Yes, I would take calls from the media and agree to interview requests. However, I have personally observed the media demonstrate bias in their reporting. In addition, I’m not very happy the way the media promulgates a negative image in their reporting of Northeast El Paso in relation to other parts of the city.
How would you rate the city/county’s response to COVID-19? Do you feel our restrictions came soon enough, went far enough? What work do you feel needs to be done to continue responding to the pandemic?
The city/county’s response to COVID-19 was adequate for two public government agencies never having experienced a pandemic. We now have lessons learned and possibly some best practices to consider for future issues (I hope not).
I don’t agree with labeling the cause of death in numerous deaths as “he / she died of COVID 19”.
I believe the city should disclose the location of COVID-19 clusters as long as the information is accurate and timely. Misinformation could lead to additional problems
El Paso experienced one of its hottest summers on record in 2020. What, if any steps, should the region take in combating climate change?

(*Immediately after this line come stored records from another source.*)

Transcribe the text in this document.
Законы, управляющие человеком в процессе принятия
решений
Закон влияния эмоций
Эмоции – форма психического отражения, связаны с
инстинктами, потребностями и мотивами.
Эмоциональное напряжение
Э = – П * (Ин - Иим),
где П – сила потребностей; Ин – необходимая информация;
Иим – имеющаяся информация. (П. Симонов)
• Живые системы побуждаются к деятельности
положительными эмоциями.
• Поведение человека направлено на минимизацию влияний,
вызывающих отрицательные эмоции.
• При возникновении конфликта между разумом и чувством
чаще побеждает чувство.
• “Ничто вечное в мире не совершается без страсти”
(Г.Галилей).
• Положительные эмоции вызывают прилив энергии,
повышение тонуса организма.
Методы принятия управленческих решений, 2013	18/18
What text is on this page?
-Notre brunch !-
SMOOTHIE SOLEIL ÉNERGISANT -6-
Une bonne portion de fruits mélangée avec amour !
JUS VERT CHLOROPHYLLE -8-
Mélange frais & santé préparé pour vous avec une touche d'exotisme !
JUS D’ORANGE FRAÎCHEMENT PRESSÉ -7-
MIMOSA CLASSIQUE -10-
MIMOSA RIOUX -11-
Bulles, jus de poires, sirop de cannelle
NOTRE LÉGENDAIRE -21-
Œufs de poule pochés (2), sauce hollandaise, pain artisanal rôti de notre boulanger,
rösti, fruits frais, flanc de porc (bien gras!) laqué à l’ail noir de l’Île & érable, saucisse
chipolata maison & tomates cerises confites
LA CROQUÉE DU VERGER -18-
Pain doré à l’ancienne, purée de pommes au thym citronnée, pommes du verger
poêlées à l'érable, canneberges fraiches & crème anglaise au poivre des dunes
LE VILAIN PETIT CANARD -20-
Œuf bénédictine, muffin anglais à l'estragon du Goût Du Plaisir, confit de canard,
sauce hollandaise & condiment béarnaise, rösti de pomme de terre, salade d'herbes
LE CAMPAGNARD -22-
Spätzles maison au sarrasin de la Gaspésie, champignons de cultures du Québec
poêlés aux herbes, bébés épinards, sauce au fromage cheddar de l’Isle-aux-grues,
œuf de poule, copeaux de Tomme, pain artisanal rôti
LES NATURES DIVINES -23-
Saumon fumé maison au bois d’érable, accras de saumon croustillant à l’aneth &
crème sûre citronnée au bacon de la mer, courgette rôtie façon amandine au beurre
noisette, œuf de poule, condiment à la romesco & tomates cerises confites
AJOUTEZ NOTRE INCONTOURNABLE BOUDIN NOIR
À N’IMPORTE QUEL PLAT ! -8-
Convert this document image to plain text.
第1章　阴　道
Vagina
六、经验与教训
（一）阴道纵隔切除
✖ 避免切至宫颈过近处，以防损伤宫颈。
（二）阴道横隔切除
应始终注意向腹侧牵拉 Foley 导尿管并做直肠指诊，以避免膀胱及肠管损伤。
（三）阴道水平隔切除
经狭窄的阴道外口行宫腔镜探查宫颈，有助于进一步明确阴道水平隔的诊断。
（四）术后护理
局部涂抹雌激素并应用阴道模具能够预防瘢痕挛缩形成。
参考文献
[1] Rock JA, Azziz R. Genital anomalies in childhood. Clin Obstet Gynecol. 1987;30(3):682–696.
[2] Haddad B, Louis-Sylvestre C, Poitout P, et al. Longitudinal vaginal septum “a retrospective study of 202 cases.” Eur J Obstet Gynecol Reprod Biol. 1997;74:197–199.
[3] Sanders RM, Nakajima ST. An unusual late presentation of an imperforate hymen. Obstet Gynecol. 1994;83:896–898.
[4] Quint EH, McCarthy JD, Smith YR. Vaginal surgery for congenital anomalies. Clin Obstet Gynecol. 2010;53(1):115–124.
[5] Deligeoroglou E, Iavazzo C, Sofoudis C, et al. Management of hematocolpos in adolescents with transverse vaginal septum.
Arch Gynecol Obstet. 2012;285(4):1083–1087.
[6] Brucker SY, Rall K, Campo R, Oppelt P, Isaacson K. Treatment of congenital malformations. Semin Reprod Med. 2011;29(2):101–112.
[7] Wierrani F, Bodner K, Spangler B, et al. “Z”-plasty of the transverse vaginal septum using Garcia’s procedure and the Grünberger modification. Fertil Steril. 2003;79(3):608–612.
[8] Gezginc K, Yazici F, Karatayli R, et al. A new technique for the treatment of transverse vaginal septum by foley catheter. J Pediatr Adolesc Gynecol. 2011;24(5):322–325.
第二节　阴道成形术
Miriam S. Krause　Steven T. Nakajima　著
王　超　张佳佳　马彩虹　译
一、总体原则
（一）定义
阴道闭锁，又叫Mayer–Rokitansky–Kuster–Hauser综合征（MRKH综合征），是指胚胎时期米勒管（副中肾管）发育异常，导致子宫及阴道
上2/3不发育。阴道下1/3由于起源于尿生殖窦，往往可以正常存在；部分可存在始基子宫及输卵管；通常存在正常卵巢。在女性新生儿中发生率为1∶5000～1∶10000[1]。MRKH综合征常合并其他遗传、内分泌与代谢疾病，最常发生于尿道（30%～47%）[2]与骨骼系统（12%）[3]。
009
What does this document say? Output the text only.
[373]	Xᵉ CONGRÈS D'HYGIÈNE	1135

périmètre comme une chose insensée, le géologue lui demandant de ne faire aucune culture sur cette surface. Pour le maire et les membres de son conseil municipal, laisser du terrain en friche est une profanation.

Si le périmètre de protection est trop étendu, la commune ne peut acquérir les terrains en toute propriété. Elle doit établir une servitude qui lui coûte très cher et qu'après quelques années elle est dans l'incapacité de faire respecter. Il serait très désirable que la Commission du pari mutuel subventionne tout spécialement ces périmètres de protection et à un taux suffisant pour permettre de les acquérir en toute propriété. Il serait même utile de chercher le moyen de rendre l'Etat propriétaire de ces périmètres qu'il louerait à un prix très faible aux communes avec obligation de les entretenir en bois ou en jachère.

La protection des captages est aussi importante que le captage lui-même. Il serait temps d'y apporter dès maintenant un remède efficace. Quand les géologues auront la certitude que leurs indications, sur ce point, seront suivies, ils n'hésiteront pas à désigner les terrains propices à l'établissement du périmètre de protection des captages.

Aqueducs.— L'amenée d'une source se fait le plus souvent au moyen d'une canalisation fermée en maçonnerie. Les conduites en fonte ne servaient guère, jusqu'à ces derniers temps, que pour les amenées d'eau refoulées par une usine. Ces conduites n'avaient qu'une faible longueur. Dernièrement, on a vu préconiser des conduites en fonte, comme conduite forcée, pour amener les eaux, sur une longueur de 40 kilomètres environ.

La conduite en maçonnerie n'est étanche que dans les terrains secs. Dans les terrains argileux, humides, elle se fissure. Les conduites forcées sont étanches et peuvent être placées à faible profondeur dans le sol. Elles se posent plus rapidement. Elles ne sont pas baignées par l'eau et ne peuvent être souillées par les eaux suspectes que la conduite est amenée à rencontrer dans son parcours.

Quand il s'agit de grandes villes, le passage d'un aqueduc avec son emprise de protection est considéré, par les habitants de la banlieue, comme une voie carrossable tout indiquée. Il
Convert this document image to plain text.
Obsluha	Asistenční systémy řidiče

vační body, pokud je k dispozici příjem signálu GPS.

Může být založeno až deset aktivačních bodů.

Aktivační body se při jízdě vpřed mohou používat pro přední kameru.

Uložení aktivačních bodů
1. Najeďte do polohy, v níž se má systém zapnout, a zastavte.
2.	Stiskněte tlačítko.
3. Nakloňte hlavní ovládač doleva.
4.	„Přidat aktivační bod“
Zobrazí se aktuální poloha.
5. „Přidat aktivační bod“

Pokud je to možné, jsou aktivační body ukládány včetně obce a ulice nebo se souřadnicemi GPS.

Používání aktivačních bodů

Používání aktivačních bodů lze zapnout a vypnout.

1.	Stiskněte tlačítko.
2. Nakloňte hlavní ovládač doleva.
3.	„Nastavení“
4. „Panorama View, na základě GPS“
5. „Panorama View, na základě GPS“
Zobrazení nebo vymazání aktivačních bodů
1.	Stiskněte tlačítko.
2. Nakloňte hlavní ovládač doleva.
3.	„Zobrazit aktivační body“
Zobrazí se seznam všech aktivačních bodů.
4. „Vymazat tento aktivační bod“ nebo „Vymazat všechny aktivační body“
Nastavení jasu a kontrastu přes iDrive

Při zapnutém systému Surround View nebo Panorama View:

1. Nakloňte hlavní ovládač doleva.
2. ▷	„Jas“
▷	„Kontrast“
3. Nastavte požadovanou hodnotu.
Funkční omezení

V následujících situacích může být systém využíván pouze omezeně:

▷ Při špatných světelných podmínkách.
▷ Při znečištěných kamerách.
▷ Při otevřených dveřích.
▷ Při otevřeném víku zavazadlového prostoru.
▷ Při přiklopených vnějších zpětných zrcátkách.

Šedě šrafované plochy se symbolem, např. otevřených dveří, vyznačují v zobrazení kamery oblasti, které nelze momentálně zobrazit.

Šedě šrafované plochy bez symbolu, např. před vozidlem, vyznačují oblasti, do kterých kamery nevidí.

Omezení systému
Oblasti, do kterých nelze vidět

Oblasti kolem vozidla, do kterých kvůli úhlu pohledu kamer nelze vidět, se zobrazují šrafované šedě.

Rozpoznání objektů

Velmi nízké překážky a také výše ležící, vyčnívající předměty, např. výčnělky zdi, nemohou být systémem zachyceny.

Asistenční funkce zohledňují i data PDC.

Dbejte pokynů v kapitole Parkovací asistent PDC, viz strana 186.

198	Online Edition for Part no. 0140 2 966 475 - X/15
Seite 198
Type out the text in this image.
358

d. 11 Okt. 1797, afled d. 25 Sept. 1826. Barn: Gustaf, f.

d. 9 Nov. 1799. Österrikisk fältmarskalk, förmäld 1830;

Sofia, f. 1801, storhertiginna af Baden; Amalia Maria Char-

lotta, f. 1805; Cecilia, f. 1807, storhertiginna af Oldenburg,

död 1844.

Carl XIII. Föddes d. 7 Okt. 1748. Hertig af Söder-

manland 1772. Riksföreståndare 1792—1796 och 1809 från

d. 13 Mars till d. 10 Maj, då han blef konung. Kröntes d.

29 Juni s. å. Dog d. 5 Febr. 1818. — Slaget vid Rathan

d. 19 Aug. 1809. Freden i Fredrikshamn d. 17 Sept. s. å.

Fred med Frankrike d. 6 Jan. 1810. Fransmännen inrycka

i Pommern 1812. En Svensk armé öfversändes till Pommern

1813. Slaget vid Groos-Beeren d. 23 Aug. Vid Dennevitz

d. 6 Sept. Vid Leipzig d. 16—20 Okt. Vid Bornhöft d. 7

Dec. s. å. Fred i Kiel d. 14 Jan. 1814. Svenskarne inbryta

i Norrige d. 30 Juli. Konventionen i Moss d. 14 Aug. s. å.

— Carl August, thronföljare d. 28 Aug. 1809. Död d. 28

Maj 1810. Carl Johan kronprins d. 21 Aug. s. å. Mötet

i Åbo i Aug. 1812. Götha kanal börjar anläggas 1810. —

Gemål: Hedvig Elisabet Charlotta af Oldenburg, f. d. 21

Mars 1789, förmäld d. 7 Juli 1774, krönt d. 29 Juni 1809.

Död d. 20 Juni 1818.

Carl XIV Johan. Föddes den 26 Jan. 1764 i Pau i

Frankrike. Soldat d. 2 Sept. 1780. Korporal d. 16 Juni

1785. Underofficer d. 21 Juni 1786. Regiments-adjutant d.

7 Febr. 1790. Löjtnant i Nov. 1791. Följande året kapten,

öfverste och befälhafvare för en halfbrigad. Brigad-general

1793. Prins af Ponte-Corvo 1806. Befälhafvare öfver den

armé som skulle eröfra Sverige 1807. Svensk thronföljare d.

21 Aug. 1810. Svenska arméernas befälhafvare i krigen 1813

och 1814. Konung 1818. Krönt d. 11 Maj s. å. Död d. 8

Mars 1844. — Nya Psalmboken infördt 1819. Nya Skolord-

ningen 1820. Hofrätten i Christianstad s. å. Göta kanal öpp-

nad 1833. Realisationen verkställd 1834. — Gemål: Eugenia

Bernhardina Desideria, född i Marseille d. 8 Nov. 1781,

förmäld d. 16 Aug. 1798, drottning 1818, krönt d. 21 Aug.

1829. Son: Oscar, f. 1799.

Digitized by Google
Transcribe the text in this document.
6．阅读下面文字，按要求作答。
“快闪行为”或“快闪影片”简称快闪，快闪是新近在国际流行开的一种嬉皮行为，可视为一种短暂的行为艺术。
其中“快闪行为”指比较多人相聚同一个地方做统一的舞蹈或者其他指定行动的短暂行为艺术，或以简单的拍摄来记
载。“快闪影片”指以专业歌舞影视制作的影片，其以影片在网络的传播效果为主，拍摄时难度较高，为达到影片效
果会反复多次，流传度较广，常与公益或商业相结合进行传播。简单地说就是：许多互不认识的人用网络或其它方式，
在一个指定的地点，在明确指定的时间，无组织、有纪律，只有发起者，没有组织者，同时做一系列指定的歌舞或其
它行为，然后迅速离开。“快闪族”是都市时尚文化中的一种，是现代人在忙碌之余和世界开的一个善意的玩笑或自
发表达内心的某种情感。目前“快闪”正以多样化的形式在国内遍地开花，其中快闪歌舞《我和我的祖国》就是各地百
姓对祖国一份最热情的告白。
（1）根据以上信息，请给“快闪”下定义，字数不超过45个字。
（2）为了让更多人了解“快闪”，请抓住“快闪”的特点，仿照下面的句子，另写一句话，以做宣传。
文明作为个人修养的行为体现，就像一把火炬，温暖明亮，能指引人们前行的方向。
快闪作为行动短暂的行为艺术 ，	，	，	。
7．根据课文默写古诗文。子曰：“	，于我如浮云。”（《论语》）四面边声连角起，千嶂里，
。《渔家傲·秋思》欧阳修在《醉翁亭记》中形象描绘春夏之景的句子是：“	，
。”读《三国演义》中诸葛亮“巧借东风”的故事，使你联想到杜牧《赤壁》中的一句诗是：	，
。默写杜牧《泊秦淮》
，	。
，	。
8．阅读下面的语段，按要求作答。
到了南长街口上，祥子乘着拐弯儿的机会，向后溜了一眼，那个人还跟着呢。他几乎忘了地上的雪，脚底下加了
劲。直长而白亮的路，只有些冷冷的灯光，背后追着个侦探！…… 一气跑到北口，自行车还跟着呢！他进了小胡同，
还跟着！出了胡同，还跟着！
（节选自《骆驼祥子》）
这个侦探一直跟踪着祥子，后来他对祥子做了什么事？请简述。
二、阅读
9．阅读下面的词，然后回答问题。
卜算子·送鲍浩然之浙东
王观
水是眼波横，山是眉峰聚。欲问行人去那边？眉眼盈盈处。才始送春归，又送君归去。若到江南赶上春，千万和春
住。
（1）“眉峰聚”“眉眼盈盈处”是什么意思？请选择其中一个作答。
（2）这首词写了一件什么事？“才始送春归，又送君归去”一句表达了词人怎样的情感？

The city of El Paso should continue to strive for quality and effective mass transportation in order to reduce vehicle emissions.
If you are elected to the city council, will you recommend the Mayor and City Counsel release the city manager’s evaluations compiled by each of the city representatives? If yes, why? If Not, why Not?
Yes, once elected into Office, I will recommend the Mayor and City Council release the City Manager’s performance evaluation notes, input, and the final performance evaluation with their signatures on them. However, prior to this occurring, City Council would need to amend both the City Manager and City Attorney’s employment contracts in order for this information to be released. Since it’s presently written into their employment contracts that their performance evaluations won’t be disclosed to the general public, the Mayor’s hands are tied by this binding agreement.
“…the evaluation of the Manager / Employee shall at all times be conducted in closed session of the Council and shall be considered confidential to the maximum and full extent permitted by law.” (December 11, 2018 City Manager and December 15, 2018 City Attorney employment contracts).
Although an annual performance evaluation is considered a personnel issue, we (the taxpayers) are currently paying the City Manager and the City Attorney’s significant salaries and benefits and the public has a vested interest in how their taxes are being utilized.
I have issues with evaluating both the City Manager and City Attorney together. We have two different people, two different positions and two different job descriptions. An employee’s annual performance evaluation should rate solely one employee and no one else during a rating period (six months, one year and or unscheduled).
As a City Representative, one of the components of my position will be to evaluate my subordinates (both the City Manager and the City Attorney) because I will be their supervisor. I work for them (it’s my responsibility to provide training, equipment, resources, technology, etc.) in order for them to do their jobs correctly and professionally.